Comme chacun sait, il n’y a pas de parents parfaits et on ne peut seulement qu’espérer en être un bon ou un pas trop mauvais. Nous avons tous été plus ou moins ratés par nos géniteurs et sommes voués à répéter les mêmes erreurs. Nous ne pouvons que faire de notre mieux. Joie ! Mais même si certains parents ne sont sont que plus ou moins bons, certains sont ben et bien catastrophiques. Le père de Kafka est de ceux-là.
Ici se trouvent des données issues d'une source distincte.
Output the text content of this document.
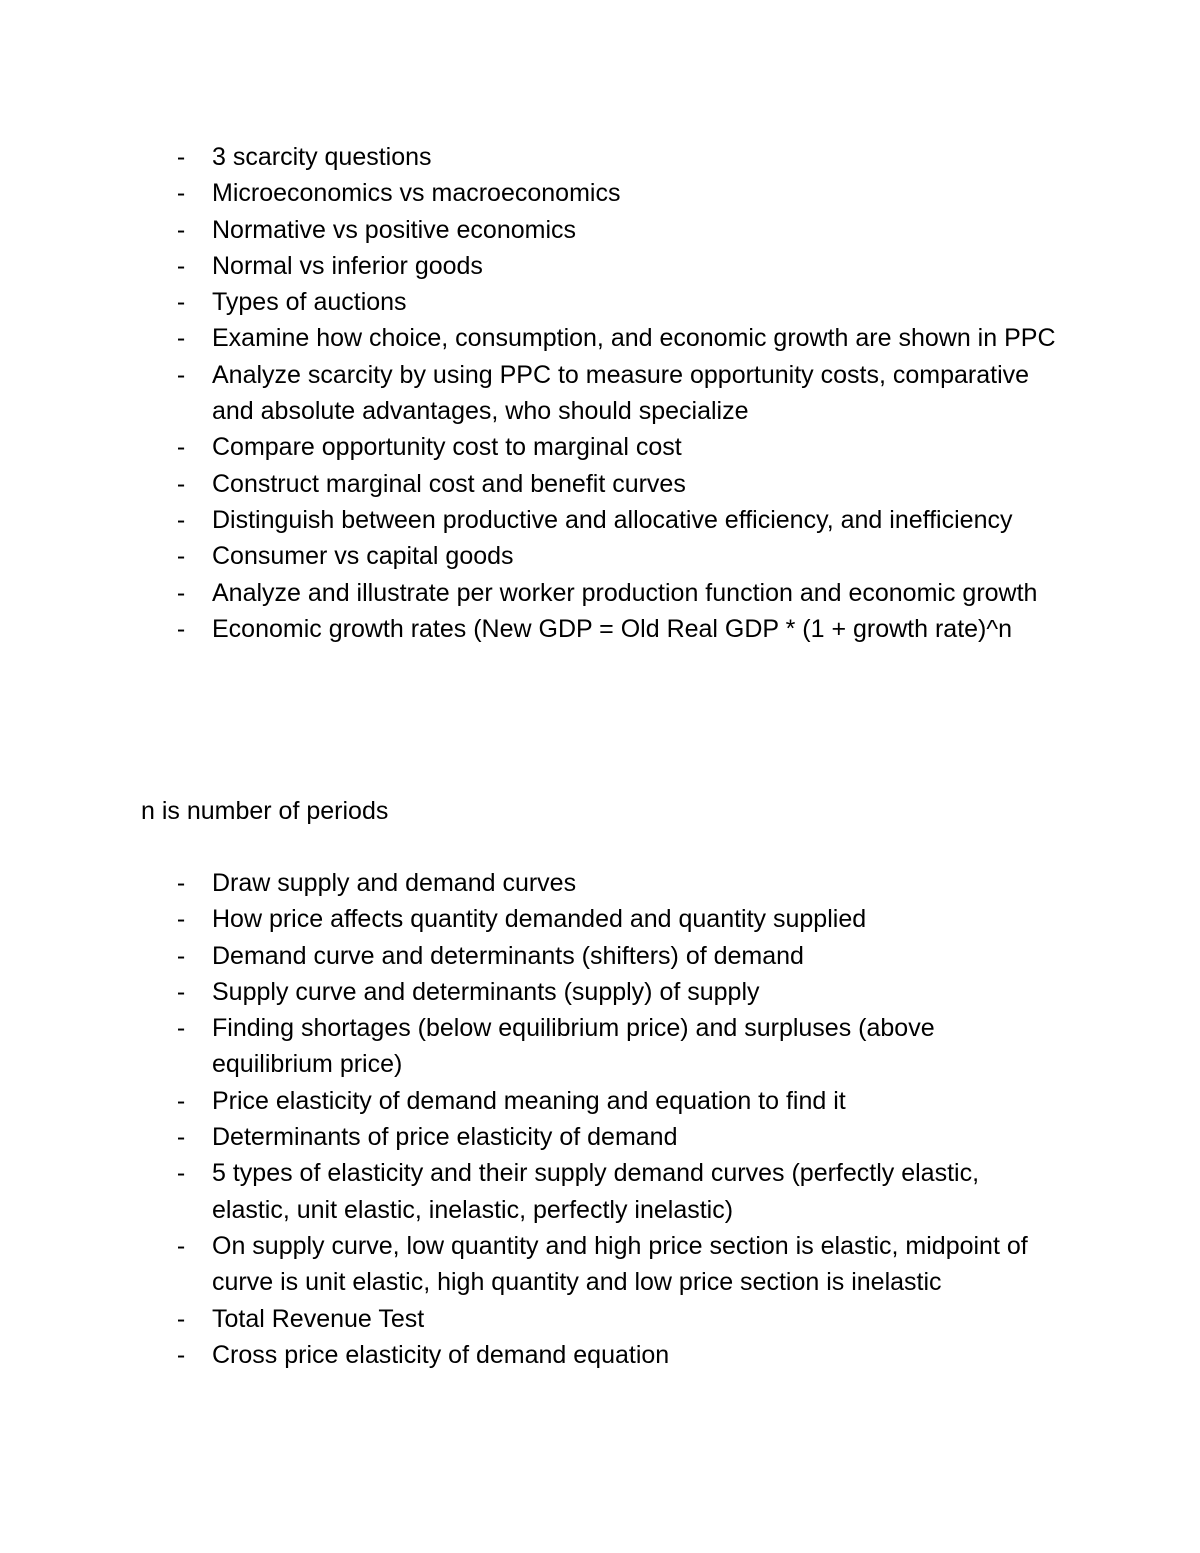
- 3 scarcity questions
- Microeconomics vs macroeconomics
- Normative vs positive economics
- Normal vs inferior goods
- Types of auctions
- Examine how choice, consumption, and economic growth are shown in PPC
- Analyze scarcity by using PPC to measure opportunity costs, comparative and absolute advantages, who should specialize
- Compare opportunity cost to marginal cost
- Construct marginal cost and benefit curves
- Distinguish between productive and allocative efficiency, and inefficiency
- Consumer vs capital goods
- Analyze and illustrate per worker production function and economic growth
- Economic growth rates (New GDP = Old Real GDP * (1 + growth rate)^n

n is number of periods

- Draw supply and demand curves
- How price affects quantity demanded and quantity supplied
- Demand curve and determinants (shifters) of demand
- Supply curve and determinants (supply) of supply
- Finding shortages (below equilibrium price) and surpluses (above equilibrium price)
- Price elasticity of demand meaning and equation to find it
- Determinants of price elasticity of demand
- 5 types of elasticity and their supply demand curves (perfectly elastic, elastic, unit elastic, inelastic, perfectly inelastic)
- On supply curve, low quantity and high price section is elastic, midpoint of curve is unit elastic, high quantity and low price section is inelastic
- Total Revenue Test
- Cross price elasticity of demand equation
Ayant fondé sa fortune avec l’ouverture d’un magasin, il était convaincu de n’avoir rien à apprendre de ses proches, car savait déjà tout et il se démenait sans cesse pour que ces enfants ne manquent de rien. Contrairement à son père qui avait manqué de tout, Kafka a grandi dans la souffrance par comparaison avec son géniteur.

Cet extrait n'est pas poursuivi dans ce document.